What’s your book about? There’s a question every writer dreads. How does one sum up 60,000 words, give or take a few thousand, in a one or two sentence reply? We might as well be asked, in casual conversation, about what kind of people we are or why we love our children. It’s something we know well, and we of all people, purported masters of words, should be able to able to formulate a quick, succinct reply. After all, who knows a story better than its author?
But it’s not so easy.
One can resort to plot summary, something you’d read in an old card catalog or a guide to TV reruns. My book? I’ll begin, stammering. It’s about a Yupik Eskimo who’s upset with the changes brought by white people. Ugh. That’s not my book. That’s not the essence of the story.
I can be more articulate. It’s a compelling tale of a family struggling against nature and itself. At least now I sound like a writer. Too bad I had to plagiarize the copy from my own jacket cover.
As much as I hate the question, and as much as I struggle with the answer, I do think it’s good for me to wrestle with both, because through the question and the answer, I learn more about that mysterious thing we call story.
How does story begin? Ask ten writers, and you’ll get ten different answers. If you press them, you’ll get a different answer for each story they’ve written. But all the various answers have this in common: stories begin with a whiff. Whether the author first imagines a character or a conflict or a situation or an ending, story begins with a whiff, a fleeting impression that somehow lingers in the memory, compelling the author discover more.

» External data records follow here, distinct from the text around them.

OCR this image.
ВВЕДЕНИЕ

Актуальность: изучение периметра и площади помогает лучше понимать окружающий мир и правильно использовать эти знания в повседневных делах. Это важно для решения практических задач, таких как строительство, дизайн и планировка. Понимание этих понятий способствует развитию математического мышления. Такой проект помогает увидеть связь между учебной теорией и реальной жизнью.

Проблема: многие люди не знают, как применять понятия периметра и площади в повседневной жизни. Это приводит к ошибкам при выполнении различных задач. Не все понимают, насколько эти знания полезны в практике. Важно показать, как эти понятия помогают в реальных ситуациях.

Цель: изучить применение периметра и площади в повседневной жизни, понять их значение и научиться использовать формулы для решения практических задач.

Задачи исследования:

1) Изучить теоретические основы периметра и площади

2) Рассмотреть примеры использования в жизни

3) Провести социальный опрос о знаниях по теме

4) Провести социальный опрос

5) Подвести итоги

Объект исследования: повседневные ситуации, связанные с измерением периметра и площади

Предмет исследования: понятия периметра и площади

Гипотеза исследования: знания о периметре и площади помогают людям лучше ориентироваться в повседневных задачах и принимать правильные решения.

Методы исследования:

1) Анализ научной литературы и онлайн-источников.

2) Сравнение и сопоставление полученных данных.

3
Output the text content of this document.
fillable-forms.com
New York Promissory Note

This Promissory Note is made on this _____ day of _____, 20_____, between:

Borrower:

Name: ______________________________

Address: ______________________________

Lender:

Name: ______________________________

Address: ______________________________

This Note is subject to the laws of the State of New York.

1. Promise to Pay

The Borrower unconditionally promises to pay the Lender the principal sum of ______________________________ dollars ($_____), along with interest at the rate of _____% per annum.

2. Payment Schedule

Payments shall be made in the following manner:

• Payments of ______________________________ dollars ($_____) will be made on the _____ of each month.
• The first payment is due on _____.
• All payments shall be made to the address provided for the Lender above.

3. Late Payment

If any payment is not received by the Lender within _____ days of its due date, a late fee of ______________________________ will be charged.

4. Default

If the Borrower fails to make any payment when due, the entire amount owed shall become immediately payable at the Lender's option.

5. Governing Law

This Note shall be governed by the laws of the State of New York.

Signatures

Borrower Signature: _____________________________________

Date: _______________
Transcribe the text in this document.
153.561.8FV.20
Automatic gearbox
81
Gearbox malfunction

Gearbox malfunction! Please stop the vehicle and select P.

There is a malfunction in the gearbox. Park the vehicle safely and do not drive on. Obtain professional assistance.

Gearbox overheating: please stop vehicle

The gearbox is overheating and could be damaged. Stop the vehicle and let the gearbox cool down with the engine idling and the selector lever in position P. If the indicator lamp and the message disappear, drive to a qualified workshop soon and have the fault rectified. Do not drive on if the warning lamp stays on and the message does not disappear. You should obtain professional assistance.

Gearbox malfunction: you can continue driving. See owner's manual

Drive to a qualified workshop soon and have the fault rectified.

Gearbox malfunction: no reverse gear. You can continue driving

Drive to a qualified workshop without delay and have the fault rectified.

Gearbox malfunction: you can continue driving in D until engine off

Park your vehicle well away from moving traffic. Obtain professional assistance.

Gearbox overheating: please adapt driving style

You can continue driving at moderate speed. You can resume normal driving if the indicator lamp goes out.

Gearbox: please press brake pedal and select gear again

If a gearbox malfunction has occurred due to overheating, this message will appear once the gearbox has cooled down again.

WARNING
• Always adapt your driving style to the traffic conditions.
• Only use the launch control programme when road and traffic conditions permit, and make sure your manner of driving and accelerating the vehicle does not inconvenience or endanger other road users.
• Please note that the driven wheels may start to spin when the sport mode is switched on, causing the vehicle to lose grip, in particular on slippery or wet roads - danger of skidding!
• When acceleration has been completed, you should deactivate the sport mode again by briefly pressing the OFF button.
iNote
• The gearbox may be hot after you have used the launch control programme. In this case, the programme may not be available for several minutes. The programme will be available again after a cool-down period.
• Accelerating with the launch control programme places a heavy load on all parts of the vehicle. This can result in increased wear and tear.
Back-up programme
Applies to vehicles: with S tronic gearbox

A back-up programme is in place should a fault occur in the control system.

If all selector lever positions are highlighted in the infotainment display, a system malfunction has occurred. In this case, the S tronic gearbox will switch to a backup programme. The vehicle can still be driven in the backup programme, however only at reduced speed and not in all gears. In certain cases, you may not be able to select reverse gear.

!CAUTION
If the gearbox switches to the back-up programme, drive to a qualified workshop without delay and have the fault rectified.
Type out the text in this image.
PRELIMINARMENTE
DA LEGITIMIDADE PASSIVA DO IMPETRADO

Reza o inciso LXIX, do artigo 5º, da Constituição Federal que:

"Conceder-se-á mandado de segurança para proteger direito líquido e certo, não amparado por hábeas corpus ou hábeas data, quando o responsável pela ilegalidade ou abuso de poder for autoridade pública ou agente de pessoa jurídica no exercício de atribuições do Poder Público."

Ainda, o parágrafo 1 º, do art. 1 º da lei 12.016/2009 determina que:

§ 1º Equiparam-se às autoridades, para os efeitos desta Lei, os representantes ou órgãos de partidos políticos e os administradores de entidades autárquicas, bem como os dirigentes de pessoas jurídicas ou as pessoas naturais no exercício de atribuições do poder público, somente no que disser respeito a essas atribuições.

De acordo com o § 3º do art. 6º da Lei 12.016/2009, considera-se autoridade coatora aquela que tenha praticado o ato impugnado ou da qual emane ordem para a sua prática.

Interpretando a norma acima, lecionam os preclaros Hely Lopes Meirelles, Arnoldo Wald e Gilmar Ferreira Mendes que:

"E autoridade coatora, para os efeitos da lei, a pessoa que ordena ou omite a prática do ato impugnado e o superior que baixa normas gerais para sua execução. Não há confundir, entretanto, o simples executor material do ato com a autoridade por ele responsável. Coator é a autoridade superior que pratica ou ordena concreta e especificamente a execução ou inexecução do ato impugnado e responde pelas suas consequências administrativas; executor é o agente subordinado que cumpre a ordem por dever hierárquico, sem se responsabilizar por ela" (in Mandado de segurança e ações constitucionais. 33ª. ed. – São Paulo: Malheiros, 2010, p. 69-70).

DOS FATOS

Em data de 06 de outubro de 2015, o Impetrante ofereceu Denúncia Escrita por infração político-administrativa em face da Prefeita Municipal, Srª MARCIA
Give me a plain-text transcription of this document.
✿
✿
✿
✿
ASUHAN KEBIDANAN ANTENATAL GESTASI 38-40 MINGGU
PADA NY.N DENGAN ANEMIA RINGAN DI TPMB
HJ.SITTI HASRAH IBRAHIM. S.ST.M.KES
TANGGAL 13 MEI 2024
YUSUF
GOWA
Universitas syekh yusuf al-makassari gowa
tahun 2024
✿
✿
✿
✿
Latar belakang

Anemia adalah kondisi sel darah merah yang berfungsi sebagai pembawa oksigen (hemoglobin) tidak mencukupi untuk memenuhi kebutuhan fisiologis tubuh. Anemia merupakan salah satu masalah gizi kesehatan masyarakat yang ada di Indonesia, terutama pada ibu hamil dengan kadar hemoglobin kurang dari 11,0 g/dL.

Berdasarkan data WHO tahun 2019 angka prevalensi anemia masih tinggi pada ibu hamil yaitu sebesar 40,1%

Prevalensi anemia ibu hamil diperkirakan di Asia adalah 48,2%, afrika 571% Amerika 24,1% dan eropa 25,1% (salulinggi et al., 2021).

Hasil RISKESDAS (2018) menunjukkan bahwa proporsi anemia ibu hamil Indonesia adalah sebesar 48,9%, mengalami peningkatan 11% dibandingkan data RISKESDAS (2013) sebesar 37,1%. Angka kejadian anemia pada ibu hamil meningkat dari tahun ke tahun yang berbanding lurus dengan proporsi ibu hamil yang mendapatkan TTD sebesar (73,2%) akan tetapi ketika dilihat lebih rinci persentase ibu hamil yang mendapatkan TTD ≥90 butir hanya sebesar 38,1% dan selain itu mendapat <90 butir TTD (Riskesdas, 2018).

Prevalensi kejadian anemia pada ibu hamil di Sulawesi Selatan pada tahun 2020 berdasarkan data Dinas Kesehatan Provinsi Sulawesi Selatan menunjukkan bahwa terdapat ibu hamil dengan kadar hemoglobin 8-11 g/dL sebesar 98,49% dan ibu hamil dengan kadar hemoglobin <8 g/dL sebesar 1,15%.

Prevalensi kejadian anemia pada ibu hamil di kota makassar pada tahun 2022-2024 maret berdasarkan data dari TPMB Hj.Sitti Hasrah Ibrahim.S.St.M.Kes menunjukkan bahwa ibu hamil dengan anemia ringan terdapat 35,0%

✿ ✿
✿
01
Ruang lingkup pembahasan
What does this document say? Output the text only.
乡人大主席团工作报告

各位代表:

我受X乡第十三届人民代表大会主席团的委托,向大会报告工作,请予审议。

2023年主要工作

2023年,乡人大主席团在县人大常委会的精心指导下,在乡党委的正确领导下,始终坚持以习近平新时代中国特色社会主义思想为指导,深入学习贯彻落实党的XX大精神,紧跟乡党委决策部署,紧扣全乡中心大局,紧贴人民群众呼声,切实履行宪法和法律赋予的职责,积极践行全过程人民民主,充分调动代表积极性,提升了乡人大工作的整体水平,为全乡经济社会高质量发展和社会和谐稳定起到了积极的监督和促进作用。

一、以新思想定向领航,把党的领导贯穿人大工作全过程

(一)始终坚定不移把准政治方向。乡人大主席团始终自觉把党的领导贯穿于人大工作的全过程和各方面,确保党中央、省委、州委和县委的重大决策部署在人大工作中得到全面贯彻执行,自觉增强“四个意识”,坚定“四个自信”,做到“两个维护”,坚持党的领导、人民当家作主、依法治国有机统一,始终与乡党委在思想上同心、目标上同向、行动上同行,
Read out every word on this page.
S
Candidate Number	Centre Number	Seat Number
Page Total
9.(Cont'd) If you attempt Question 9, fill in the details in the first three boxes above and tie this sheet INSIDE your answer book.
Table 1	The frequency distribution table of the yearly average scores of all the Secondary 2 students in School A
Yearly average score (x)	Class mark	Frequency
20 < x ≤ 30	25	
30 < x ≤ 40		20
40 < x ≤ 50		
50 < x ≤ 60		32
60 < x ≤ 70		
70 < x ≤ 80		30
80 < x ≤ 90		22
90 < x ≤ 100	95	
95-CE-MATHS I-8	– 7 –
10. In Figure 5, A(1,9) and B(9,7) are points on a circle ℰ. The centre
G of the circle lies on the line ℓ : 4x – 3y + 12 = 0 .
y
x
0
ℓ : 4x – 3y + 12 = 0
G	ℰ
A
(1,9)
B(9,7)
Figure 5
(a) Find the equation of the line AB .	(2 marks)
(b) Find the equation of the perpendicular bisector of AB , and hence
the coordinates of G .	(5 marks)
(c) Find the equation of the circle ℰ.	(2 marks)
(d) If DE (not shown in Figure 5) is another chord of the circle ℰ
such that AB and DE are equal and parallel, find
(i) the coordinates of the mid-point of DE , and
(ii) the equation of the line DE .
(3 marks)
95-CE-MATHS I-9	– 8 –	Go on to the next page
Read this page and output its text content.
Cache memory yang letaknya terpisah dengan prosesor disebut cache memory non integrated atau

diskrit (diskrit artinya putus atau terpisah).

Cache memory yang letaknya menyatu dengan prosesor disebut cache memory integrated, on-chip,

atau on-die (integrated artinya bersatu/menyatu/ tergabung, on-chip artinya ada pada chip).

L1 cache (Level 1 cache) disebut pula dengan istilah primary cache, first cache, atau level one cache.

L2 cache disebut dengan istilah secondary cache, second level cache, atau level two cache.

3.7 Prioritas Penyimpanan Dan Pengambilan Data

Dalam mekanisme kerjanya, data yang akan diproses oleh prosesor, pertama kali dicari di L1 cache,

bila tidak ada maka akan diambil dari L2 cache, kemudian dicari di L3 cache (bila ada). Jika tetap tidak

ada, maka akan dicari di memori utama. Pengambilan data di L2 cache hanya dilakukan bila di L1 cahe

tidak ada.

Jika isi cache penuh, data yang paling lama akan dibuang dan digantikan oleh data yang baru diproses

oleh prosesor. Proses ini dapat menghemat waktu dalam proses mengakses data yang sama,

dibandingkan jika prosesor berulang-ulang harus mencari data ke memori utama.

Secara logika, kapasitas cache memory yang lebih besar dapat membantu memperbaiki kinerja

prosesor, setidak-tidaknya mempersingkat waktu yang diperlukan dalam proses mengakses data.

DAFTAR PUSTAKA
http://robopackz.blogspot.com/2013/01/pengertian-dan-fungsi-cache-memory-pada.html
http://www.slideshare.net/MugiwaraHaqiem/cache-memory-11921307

I’ve not done a serious study on smells, but I do know that scientists are learning that they work on us in a deep, primordial way. They linger in our memories and impact our emotions. They cause us to take all kinds of actions, from the trivial to the life-changing - order a slice of pie, take out the trash, flirt with a stranger, leave a place and never return.
It all begins with a whiff, like the story. The writer circles around it, sniffing. Where did it come from? What is it? What does it mean? Where will it end up? As the story builds into its own entity, the underlying aroma never leaves. Plots change and characters rewrite themselves, but the subtle smell that started it all remains.
Ever try to describe a smell to someone who’s never smelled it? Jasmine? Cinnamon? Rotting fish? We may invoke adjectives and similes in an attempt to settle the experience into something already familiar, but the end, the smell is its own entity, defying description. A story may be reminiscent in its plot or characters or themes to some previous work, but it ends as it began, its own unique essence, snubbing attempts to encapsulate it in words.
Whenever I’m struggling with a story, I know I must return to its essence. When the plot’s not quite working or the character’s motivations are unclear, I know I need to sniff my way back to where I began. Underneath my sometimes clumsy efforts to bring the story to life, there’s an underlying essence that I may not be able to describe, but it is the story.
On a couple of occasions, I’ve visited a perfume factory in Southern France. Perfumes, like wines, are described by adjectives and comparisons in a feeble attempt to capture what is as much experience as product. Spicy undertones accented with delicate floral scents. The consumer doesn’t care about the words. She sniffs and tries on the scent. It may please her in a way she can’t quite describe. On her friend, the scent may be quite different.
Surely a manmade scent, like a story, does not happen by accident. There must be an underlying essence, an idea, a whiff. It must be painstakingly developed until it is just right, until the result comes full circle to match the essence. Then it’s ready.
Perfume, like story, must be distilled. Tons of petals are gathered from fields of unsuspecting flowers and boiled until their essence drips into tiny bottles. The writer distills from the great fields of life – experiences, observations, notes, journals. It’s a cumbersome process, to be sure. Inefficient, to say the least. But without combing those fields, there can be no essence, no story.
It’s no wonder that stories elude description, even by their creators. Each story has its own essence that touches the reader at some deep place, an essence distilled from thousands of parts that an author could never begin to name.
Stories are not “about.” They are. So they’ll never be easy to describe, to summarize in a few words, especially by their authors, who knew them first as a whiff, an essence too powerful to resist.